GCSD board states priorities for next year rsquo s budget

GUILDERLAND — “I know there are a lot of people…who are afraid of this year’s budget,” the school board president, Richard Weisz, said at the close of Tuesday’s board meeting, during which board members stated their priorities for the 2011-12 budget.

He said of the current $87.4 million plan, which passed with 55 percent of the vote, “We certainly didn’t please everyone.” But, he went on, the board learned along the way.

As the district faces many of the same hurdles as last year — decreased state aid, increased health care and pension costs — as well as the end to federal stimulus funds, Weisz said the road ahead should be viewed as a “challenge” rather than a “disaster.”

“We’ve come together to meet challenges before,” he said. “I want people to have confidence.” Guilderland, he said, uses a process that he thinks will work if people get involved.

“You solve problems working together,” he concluded.

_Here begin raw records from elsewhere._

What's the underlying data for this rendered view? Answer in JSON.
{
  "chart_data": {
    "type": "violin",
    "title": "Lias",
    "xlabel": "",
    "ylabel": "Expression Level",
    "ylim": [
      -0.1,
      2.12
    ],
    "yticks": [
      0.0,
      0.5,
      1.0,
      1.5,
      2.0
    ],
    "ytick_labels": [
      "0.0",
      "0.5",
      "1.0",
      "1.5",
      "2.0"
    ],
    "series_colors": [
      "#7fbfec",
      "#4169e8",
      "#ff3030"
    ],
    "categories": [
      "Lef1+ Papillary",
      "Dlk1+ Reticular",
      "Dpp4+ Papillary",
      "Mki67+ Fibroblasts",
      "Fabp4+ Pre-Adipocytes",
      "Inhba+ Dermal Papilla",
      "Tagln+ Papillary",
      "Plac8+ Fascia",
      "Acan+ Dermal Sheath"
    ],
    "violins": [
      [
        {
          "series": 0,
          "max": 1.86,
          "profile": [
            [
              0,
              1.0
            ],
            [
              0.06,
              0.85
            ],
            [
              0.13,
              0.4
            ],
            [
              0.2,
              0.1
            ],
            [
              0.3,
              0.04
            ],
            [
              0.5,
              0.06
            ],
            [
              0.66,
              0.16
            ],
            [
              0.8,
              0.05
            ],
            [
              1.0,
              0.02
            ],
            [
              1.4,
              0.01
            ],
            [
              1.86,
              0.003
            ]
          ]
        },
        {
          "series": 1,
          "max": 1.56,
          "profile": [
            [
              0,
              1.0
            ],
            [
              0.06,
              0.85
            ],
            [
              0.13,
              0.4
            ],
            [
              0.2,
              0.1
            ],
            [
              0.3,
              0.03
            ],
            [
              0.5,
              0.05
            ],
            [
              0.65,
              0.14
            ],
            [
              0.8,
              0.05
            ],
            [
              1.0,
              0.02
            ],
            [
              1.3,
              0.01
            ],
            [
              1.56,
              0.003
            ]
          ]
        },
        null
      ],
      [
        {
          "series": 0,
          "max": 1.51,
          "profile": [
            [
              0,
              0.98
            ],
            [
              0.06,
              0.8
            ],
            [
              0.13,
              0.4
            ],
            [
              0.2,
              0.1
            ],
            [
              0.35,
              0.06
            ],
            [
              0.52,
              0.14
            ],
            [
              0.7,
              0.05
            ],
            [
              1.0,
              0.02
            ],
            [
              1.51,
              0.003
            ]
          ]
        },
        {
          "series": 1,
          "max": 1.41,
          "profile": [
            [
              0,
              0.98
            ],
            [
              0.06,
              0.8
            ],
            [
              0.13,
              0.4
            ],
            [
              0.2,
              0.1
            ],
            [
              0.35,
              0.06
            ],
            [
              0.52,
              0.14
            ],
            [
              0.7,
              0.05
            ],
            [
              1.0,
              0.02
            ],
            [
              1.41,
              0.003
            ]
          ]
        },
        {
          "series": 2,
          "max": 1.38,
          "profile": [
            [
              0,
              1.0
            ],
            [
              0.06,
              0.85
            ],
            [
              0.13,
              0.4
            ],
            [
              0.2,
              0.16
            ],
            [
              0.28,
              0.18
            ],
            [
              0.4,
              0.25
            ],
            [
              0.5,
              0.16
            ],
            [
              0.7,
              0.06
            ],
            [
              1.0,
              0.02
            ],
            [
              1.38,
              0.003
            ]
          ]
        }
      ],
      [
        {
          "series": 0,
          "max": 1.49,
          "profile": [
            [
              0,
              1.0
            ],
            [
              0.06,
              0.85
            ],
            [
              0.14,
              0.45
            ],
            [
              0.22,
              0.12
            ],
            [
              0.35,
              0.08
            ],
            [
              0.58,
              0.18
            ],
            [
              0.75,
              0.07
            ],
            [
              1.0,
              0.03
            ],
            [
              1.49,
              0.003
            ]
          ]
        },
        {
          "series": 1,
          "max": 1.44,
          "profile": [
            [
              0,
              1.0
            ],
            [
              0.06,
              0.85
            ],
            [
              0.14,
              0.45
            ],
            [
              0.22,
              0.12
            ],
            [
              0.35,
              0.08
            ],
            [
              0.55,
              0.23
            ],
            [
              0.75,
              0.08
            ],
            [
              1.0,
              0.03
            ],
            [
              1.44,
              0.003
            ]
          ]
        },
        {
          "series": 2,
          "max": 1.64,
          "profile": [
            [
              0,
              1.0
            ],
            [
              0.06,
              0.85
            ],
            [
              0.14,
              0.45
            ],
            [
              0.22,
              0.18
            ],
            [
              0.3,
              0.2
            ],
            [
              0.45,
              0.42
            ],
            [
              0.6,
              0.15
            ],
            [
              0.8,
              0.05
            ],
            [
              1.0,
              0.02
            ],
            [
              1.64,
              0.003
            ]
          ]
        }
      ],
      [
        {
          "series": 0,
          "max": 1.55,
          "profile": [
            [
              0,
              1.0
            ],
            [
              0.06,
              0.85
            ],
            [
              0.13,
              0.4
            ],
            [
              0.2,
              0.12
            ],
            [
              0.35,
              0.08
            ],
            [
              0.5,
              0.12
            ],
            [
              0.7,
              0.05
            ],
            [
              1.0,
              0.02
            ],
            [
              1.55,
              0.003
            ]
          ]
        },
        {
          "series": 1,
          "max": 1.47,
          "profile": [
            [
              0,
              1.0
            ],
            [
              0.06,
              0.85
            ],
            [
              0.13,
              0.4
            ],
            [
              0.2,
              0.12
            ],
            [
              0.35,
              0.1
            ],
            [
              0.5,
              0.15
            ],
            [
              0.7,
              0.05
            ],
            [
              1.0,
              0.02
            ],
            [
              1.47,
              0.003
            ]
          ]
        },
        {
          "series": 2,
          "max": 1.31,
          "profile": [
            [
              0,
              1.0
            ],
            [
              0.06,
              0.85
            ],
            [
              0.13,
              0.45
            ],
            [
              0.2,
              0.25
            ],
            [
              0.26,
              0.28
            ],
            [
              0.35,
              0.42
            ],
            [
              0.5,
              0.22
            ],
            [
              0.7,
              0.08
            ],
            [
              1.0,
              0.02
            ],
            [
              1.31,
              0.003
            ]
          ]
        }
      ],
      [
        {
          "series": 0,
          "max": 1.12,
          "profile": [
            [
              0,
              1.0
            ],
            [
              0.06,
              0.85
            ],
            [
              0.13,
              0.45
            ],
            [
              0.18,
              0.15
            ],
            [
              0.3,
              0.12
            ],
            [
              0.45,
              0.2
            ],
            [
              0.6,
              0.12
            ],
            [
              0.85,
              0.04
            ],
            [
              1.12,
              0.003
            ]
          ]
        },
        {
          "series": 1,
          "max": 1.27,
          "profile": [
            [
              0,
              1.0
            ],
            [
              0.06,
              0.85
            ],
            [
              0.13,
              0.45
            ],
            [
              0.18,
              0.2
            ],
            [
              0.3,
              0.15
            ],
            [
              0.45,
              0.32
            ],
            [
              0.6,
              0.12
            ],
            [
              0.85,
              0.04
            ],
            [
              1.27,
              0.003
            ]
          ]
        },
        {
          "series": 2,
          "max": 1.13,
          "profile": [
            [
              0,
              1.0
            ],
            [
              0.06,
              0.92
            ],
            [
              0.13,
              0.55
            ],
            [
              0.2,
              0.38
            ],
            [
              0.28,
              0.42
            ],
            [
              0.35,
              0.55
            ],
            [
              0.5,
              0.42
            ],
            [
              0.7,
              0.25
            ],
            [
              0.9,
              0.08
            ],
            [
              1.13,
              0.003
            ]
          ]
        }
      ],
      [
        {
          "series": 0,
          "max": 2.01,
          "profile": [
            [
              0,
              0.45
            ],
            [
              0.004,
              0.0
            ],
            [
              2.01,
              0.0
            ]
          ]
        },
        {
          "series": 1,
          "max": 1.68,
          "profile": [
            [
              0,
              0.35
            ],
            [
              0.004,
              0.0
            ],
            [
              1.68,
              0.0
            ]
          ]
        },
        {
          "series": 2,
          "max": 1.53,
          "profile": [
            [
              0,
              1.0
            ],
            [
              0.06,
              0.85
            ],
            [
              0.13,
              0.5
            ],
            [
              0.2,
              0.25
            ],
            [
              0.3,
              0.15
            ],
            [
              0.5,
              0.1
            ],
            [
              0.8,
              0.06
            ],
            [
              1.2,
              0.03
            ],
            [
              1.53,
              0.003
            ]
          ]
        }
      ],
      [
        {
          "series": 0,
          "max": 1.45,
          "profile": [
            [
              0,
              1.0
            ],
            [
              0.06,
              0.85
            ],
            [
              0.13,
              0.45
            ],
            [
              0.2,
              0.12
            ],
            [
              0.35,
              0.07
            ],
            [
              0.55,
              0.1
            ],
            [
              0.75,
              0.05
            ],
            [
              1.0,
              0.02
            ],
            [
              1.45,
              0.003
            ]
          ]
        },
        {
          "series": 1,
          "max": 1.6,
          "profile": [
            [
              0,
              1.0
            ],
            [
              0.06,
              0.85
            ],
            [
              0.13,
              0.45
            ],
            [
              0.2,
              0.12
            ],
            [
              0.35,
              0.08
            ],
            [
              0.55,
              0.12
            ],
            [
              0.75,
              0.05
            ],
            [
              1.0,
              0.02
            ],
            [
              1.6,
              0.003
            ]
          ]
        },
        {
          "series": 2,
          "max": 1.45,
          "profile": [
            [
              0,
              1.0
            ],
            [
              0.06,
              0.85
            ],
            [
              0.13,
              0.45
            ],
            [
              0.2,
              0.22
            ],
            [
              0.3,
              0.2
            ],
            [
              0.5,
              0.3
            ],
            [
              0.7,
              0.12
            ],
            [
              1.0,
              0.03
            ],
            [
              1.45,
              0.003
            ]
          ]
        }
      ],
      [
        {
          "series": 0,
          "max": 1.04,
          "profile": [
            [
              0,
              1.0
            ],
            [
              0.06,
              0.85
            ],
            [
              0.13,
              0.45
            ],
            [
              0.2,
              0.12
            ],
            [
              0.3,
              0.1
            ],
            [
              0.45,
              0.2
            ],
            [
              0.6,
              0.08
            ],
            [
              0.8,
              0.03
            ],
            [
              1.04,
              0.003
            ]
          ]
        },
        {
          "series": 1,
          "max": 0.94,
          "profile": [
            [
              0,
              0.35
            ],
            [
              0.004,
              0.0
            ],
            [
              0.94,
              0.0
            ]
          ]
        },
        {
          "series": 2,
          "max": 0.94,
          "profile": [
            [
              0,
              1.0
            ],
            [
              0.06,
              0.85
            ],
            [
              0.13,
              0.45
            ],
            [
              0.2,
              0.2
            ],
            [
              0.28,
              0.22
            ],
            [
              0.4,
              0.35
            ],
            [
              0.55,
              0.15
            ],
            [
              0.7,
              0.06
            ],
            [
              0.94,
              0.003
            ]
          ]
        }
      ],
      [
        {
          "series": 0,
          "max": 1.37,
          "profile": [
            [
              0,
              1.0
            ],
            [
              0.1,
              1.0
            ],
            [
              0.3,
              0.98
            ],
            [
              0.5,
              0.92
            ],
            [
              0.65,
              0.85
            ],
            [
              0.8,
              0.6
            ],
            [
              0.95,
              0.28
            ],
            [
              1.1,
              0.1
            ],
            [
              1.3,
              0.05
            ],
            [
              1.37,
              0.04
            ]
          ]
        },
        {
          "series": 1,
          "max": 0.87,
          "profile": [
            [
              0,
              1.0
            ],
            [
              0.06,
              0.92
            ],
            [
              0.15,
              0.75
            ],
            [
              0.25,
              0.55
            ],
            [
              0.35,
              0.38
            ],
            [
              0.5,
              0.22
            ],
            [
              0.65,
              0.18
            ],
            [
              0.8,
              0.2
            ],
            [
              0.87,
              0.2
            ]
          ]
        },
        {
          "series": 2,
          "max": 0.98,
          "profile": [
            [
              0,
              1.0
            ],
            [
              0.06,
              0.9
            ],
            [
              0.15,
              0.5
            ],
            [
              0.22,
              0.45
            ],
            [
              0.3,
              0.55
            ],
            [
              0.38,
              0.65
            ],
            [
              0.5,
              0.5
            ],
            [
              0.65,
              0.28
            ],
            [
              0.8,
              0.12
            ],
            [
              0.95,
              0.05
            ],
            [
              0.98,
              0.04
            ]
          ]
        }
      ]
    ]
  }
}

Board member Gloria Towle-Hilt, who was absent, provided a written proposal, backed by several of the seven board members present. She pointed out that, since so much of budget revenues are unknown, a list of priorities should be developed by first identifying all “required” programs and then prioritizing non-mandated services. She also recommended charting all cuts made over the last five years, and said cuts should be made as a percentage across all areas.

“The programs and services we have supported are all valuable,” Towle-Hilt wrote. “I do not want to be in the position of again having to say that ‘this program is more valuable than that program.’”

Weisz listed four priorities — restoring cuts to the Foreign Language Early Start Program, which began Spanish instruction in the elementary schools; keeping the two-year-old full-day kindergarten program; creating a distance learning program by teaming up with BOCES or other school districts; and helping people to understand the budget process.

Guilderland holds a series of televised budget workshops in March during which citizen volunteers review the budget presented by the administration and state their opinions before the board adopts a final plan. Voters have their say in May.

“A lot of people have a false impression of what we’re doing and how we’re spending their money,” said Weisz.

He suggested that the budget forum, which the district has held in January for the last two years, be structured like a Citizens’ Budget Advisory Committee session, addressing specific issues, rather than as a philosophical discussion.

“We have a smaller pot of money,” said the board’s vice president, Catherine Barber. “We have to do more with less.” She said that the board needs to know in detail what effect cuts will have.

While Barber said she agreed with Weisz that FLES and distance learning were good things, she was not as excited about continuing full-day kindergarten.

Board member Denise Eisele said she is very much in favor of teaching foreign languages and she called the University at Albany’s plans to cut its French, Russian, Italian, and classical language programs “tragic.”

Eisele also said that communication about the budget should be “simple.” She called the Citizens’ Budget Advisory Committee “a confusing format” and recommended changing the way the message is delivered so that it is understandable and not caught up in “teacher-ese.”

Board member Judy Slack said she liked Towle-Hilt’s ideas and said, “We sort of have to look at the whole picture and be fair to everyone.”

Slack concluded, “We want to do what’s best for the kids…with what we can afford.”

Board member Colleen O’Connell repeated what she said was “the smartest comment made at CBAC last year” — You can’t cut 5 percent from every program because it’s not a level playing field.

She also said that, in her six years on the school board, there had been no cuts in athletics. “There have to be no sacred cows,” said O’Connell.

Sports supporters have raised funds to make up for the $70,000 cut from this year’s budget, which eliminated freshmen and repeat sports. O’Connell recommended that, if sports cuts are made in the future, the community pay for assistant coaches while the district pays the salaries for head coaches, who decide on team members, so that it wouldn’t look like a donation buys a place on a team.

O’Connell agreed with Weisz on distance learning but called FLES “a bit of a luxury” and said it would be unrealistic to bring it back.

She supports full-day kindergarten and overall, O’Connell said, “My goal is not very lofty — to maintain current programs as best we can.”

Board member Allan Simpson said, “It’s important to involve the community up front very early.”

Although a night is set aside each fall to hear public input on the budget, Simpson said it should be a standing invitation. He noted the large turnout “when we woke up the athletic community.”

“The most important thing is we need to maintain the quality of education…We have fewer dollars to spend,” said Simpson. “We just can’t offer everything like we have in the past. Times have changed.”

“I’m a firm believer in process…Athletics has taught me that,” said board member Emilio Genzano.

Genzano heads the Friends of Guilderland Athletics, which was formed in the wake of the budget cuts to pay for half of the funds cut from athletics.

Freshman athletics should be reinstated, said Genzano.

He said that working with eight booster groups was a revelation. While at first each group was interested in maintaining its own sports, lacrosse did care about football and football did care about baseball.

“When it came down to the individual kid, they did care,’ said Genzano.

He recommended such “cross-training” for the community at large, so that, for example, supporters of the music program and supporters of athletics could see the worth in each.

Genzano concluded that it is important to get “the community in a cross-training mode to understand what we do and what had to be done.”